Deploy a firewall solution:
The first, and arguably most important solution, is to deploy a firewall to protect your office network. A firewall acts as a gatekeeper that decides what can go in and out of a network. This means that any hackers who are trying to peep into your network to look for network vulnerabilities will be stopped in their tracks.
A properly set up firewall will allow legitimate data in and out of your network at any time, ensuring that your network and all the sensitive data within it stays protected at all times. Audra Business is an example of a simple to use, easy to deploy, cost effective yet fully functional solution for SMEs. It requires very little physical space to be installed in, and in just one click, can be set up as the gatekeeper to protect your network.
Monitor incoming and outgoing traffic:
Monitoring of traffic without the right tools can be a daunting task. This is because our digital devices often have different network identifiers than what we’re used to. For example, a typical firewall might identify our computer by its MAC number instead of the set device name. This makes the task of identifying networked devices more difficult for novice users.
That’s why Audra Business gives you more than one way to identify a device. This makes it easy to group approved devices by department, so that you know who is connected and has access to your network at any given time.
The dashboard in Audra Business also lets you identify how much data is being sent and received by each individual device on your network. This simplifies the task of monitoring traffic, allowing you to spot potentially compromised devices at a glance.
Set stronger digital policies:
If you’re using Audra Business, and have sorted the approved devices into groups, the next level of security that you can deploy is to set rules for these groups.

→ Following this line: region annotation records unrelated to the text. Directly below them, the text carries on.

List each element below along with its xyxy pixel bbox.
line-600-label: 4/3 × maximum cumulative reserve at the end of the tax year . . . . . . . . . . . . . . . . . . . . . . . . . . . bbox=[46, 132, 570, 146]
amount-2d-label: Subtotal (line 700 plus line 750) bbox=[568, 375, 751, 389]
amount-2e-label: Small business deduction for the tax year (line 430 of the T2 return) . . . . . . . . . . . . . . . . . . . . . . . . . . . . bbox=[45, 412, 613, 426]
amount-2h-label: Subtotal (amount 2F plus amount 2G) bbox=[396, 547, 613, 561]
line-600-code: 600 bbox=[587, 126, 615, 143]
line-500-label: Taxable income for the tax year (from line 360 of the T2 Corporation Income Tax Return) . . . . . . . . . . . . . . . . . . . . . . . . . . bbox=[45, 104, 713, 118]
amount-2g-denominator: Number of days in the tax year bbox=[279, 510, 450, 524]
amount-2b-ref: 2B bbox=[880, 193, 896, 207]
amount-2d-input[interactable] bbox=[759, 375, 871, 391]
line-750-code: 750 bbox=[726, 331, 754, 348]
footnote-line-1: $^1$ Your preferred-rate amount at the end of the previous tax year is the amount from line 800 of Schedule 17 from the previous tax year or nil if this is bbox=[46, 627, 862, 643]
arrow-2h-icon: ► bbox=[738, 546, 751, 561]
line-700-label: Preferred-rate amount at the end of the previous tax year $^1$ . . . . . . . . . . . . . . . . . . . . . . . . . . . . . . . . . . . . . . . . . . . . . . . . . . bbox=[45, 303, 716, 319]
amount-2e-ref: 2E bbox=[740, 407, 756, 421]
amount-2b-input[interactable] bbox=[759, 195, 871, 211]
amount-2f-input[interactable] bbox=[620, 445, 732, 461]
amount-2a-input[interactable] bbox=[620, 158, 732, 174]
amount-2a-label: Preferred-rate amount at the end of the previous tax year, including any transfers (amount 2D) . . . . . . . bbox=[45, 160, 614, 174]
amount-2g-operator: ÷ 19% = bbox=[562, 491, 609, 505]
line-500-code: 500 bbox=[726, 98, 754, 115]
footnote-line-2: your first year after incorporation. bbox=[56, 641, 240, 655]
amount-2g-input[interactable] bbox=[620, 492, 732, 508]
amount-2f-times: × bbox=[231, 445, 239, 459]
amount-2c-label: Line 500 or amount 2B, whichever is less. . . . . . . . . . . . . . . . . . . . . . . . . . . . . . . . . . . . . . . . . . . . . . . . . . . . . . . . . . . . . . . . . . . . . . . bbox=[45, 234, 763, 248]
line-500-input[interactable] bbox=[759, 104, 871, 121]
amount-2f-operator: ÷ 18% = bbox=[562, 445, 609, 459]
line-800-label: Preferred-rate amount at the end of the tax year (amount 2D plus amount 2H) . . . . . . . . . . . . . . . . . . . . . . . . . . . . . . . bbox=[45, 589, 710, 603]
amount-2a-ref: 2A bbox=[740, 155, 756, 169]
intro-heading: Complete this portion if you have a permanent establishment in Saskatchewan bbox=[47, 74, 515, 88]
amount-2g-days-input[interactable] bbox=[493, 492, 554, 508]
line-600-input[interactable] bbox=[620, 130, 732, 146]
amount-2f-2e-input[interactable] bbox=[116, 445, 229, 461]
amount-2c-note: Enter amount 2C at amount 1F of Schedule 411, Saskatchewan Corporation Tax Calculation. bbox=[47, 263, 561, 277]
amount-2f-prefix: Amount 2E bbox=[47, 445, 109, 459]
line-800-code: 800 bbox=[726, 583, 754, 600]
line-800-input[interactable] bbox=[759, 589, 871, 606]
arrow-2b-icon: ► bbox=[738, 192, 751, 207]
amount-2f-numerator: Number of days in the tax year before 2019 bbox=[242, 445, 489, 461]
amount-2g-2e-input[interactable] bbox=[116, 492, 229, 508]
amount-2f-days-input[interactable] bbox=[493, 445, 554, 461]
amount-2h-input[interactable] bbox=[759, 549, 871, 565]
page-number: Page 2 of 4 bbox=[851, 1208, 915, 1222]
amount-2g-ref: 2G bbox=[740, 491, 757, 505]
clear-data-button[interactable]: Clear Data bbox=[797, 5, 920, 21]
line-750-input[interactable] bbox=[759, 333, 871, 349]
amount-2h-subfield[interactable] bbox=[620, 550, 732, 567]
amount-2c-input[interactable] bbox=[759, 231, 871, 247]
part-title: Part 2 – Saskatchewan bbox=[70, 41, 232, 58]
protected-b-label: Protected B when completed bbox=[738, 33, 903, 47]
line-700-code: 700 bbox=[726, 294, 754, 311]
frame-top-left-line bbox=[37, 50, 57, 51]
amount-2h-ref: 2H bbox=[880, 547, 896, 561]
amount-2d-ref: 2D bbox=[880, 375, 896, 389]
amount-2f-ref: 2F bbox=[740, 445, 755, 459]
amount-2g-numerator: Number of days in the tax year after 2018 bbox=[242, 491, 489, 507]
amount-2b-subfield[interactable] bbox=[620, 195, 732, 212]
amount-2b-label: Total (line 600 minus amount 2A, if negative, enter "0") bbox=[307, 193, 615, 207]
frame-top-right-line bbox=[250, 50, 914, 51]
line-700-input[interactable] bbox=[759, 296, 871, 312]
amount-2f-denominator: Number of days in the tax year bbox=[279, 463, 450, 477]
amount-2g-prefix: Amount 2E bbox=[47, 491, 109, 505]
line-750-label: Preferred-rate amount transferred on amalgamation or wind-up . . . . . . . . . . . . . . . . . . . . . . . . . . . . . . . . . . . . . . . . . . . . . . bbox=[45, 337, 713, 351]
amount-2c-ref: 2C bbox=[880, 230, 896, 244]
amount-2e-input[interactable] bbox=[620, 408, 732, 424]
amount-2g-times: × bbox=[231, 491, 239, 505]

This function lets you determine what certain groups of your workforce can access while on the office network, which reduces the chance of machines getting infected by malware, adware or ransomware. Audra also lets you input a list of pre-approved sites to eliminate the success of any phishing attacks.
For example, when grouped correctly, members of the finance team will only be allowed to access related pre-approved apps, websites and services from their work devices. Any attempt at phishing from hackers can be stopped automatically by Audra.